3/16/2022

I've discovered many things recently while trying to make a boardgame for the first time. Many of them are such fundamental design ideas that I won't list them or describe how I crawled my way through figuring them out while making terrible games. I just made a small tile laying/puzzle game and I realized there's something fun about making a decision, and having the outcome happen later.

In this game, you place tiles with a number and a suit on top of a small grid, and after each round they fall to the bottom of the grid, stacking on top of already existing tiles or combining with matching ones (in the same suit/run of numbers). Lining up the tiles on top of the grid first wasn't completely intentional, but for some reason it's much better than placing tiles directly onto the lower grid and matching them immediately. One part is because it causes a chain reaction. When multiple tiles drop at once, depending on the order you choose to match different rows, you can make a series of combinations.

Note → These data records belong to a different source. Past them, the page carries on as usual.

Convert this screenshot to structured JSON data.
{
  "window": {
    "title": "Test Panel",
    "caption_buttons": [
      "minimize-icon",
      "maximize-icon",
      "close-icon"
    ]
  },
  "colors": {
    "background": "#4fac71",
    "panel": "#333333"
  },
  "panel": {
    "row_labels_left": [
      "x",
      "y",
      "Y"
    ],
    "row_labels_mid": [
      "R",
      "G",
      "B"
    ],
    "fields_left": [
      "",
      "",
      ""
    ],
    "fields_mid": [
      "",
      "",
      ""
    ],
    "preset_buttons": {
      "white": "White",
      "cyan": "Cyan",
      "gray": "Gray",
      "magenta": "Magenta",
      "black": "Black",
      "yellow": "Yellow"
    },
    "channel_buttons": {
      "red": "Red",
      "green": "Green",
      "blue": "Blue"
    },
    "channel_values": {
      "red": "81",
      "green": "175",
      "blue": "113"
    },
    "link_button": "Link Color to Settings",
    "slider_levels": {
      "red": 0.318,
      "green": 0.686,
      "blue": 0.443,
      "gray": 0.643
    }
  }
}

I also think it works better because there's a delay between when you place the tile initially and when it falls to the place where you want it to go. Many times I placed a tile wrong because I lost track of something when holding the multiple steps that would play out in my head. It's like a random element only imposed by your brain, and when your plan does work out it feels good because there was some uncertainty.

I think that committing to a decision and having to wait to see if the outcome works is the reason why the action in Castlevania feels good, and why pick-up and deliver games work, among other things.